Thursday, October 14, 2010

Home WiFi Network Security Failings Exposed

"The shocking state of home wireless (Wi-Fi) network security in the UK has been revealed by a life assistance company study. CPP used an 'ethical hacker,' Jason Hart, to test thousands of Wi-Fi networks across six UK cities, including London. He found that many didn't even have a password and roughly half of home UK Wi-Fi networks could be hacked in less than 5 seconds."


Lets face it, yeah, wi-fi routers can be hacked, yeah, a lot of people don't have secure wi-fi, but in all honesty does it matter to most people? Credit card information already should be encrypted with HTTPS so that wouldn't be sniffed, most sites let you use security to log in, etc.


Because on MOST home setups, access to the network is raw access to the machines. Access to the router setup (compromise and redirect EVERYTHING, bypass IE security zones, etc.), access to the local printers, access to the filesharing ports on the computers, etc. It's a bit more serious than just "could theoretically read all incoming/outgoing unencrypted data".

There is rarely a firewall for a wirelessly connected user (because it's seen as a trusted network once you're on it), thus a simple "net use \\ip address\share" will join you to their hard drive if they've ever enabled file sharing (local user passwords aside - if they didn't bother to set a WPA key, chances are they don't use passwords more complicated than "dad"). That's complete, utter, 100% compromise of the machine because it's trivially easy to then just replace critical system files and thus instant key-logger compromises even secure websites.
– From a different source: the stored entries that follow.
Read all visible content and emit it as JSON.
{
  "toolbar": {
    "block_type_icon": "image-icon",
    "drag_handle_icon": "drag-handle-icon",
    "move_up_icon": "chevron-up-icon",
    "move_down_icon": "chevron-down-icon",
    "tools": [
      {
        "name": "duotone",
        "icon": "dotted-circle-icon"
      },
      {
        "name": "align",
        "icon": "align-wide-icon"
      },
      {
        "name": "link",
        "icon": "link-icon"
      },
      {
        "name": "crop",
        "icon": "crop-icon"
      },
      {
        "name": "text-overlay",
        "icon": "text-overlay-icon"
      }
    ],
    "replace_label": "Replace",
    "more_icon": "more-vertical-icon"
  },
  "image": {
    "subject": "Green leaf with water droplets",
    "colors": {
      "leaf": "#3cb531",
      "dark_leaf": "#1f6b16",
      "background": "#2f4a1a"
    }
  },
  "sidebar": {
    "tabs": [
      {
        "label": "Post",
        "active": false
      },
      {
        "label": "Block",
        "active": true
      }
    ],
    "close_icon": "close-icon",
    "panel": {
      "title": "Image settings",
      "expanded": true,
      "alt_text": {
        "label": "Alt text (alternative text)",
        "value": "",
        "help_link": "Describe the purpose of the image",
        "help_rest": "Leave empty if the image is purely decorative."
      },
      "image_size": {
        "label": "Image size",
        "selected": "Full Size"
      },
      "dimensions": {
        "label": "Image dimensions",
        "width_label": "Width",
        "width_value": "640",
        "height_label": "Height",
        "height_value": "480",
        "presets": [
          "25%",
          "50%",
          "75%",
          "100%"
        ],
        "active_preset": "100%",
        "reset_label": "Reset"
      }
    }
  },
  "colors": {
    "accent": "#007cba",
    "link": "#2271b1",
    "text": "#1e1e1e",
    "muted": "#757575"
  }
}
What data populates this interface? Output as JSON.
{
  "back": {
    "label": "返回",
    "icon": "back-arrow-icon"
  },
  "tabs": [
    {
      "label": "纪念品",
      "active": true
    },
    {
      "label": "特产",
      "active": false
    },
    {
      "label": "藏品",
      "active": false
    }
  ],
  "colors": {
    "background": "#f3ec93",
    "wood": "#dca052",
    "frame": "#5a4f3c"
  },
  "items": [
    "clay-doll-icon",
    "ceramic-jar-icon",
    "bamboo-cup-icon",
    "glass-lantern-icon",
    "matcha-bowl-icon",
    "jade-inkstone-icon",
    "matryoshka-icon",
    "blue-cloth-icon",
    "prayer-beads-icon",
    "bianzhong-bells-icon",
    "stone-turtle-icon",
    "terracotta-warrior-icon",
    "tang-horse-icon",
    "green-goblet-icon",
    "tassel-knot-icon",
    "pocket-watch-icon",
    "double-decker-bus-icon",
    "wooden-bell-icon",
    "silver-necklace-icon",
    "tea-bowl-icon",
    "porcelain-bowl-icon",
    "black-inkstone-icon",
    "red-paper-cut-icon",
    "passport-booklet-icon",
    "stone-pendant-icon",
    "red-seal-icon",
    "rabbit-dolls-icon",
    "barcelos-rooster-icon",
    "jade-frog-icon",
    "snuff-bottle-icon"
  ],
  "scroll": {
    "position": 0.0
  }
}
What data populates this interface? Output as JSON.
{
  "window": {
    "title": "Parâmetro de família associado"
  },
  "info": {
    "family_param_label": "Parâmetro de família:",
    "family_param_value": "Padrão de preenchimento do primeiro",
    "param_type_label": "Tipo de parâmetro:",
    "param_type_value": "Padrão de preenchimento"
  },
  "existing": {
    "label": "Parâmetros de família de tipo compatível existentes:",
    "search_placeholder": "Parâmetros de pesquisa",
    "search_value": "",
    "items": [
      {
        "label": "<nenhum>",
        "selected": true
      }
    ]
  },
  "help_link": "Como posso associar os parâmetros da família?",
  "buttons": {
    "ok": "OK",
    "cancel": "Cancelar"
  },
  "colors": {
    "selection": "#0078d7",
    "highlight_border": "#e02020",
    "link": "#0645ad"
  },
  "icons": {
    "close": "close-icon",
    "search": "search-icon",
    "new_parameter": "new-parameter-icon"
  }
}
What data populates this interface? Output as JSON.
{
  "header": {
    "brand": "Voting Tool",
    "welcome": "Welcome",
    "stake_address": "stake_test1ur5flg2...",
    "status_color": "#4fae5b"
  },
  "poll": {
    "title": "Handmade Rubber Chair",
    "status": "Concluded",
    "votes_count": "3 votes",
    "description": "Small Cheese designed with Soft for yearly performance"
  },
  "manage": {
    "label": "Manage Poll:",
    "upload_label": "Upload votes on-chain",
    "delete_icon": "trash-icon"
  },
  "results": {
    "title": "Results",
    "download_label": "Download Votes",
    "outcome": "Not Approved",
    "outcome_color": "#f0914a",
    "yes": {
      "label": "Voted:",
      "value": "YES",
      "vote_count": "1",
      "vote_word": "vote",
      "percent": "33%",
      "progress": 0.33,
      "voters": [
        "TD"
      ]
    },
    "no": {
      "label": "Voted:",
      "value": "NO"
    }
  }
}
Beside that, the amount of stuff that flows over an unencrypted HTTP connection is actually quite scary - most UK ISP's use the same login for ADSL and thus do for email, and use plaintext SMTP or POP3 authentication. Even PPTP is inherently insecure if you can record a single conversation over it. If you ever see someone log into their POP3 account, then you have access to their ISP billing, all their email accounts, their home router and again you've hit total compromise.

I never understand the apathy towards this, or towards malware in general. Yes, these people are idiots and get what they deserve but why just say "Oh, it's only a virus, don't worry" or "Oh, someone just got into your wireless". If someone said those things about your body or your home, you'd be extremely nervous and scared about what could have been. If you NEVER use your devices for anything that you wouldn't do on national television, then sure, it's fine. Most people however would be shit-scared to even have their photographs deleted, let alone posted online for all to see, not counting that "passwords.doc" file, or the letters they wrote to their boss complaining about their inept co-workers, etc.etc.etc. If you can happily say that you would just upload the contents of your computers to a public FTP site, then sure, don't worry. Most people, if not all, can't afford such luxuries.

Yes, in practice, most of these compromised users will never know and never have anything bad done to them. However, even a small percentage of such a large number of people is an awful lot of people to be taken to the cleaners, have their bank accounts compromised, have rogue people installing things on their computer etc. Hell, even a teenager deleting your hard drive for a laugh has brought grown people to tears before now because they've lost something they needed for work / some family photos / etc. Yes, backup, backup, backup but that doesn't help after the event.

I work in schools as an IT manager. My first job when I joined my current workplace was to educate people. If you bring me a laptop that "might have a virus or something" and I see a SHRED of evidence of malware, it gets disconnected (even in the middle of a class) and wiped back to factory settings. There is no compromise, or negotiation, because just a few network hops away is the program that pays the entire staff wages from the school's bank account automatically each month. If I see a single piece of software that doesn't belong on any computer, it gets wiped (and all your "unofficial" programs with it, and your music if it's iTunes). When a computer is under my domain, it WILL be clean and that means absolutely STERILE. Every time you take it home and bring it back in, if I spot something, I will just keep wiping it until you learn. So far, 2+ years and nothing more than a fake antivirus banner ad in Firefox across 150 machines because of that policy - but an awful lot of people have learned that they should always back up everything twice (well, I *DID* backup their stuff before I wiped any potentially infected laptop but I only told the senior staff that, who were shocked at the lack of backups these people were performing of supposedly "critical" files to their jobs - amazing how much I was able to "recover" later when they admitted they hadn't backed up that stuff EVER even though it was critical data). Before I arrived, it was apparently commonplace to have infections every week or so on average.

At home, yeah, you do what you like. If you expect me to provide you with VPN or with a laptop, that's my domain and you will be killed if you present a risk to my networks. And if you ask me to clean your computer, I used to link my rates not to the amount of time to clean things up, but to the amount of effort you put into stopping them in the first place (people who knew nothing about computers but had done everything "right" often got it done for free). Don't come to me and ask "My laptop has a virus that I think I caught from my wireless because it has no password", because that kind of stupidity gets VERY expensive even for a small job.

Apathy is fine. Until you expect sympathy. Most people expect sympathy and almost all have things on their computer that they do NOT want to lose / have made public knowledge.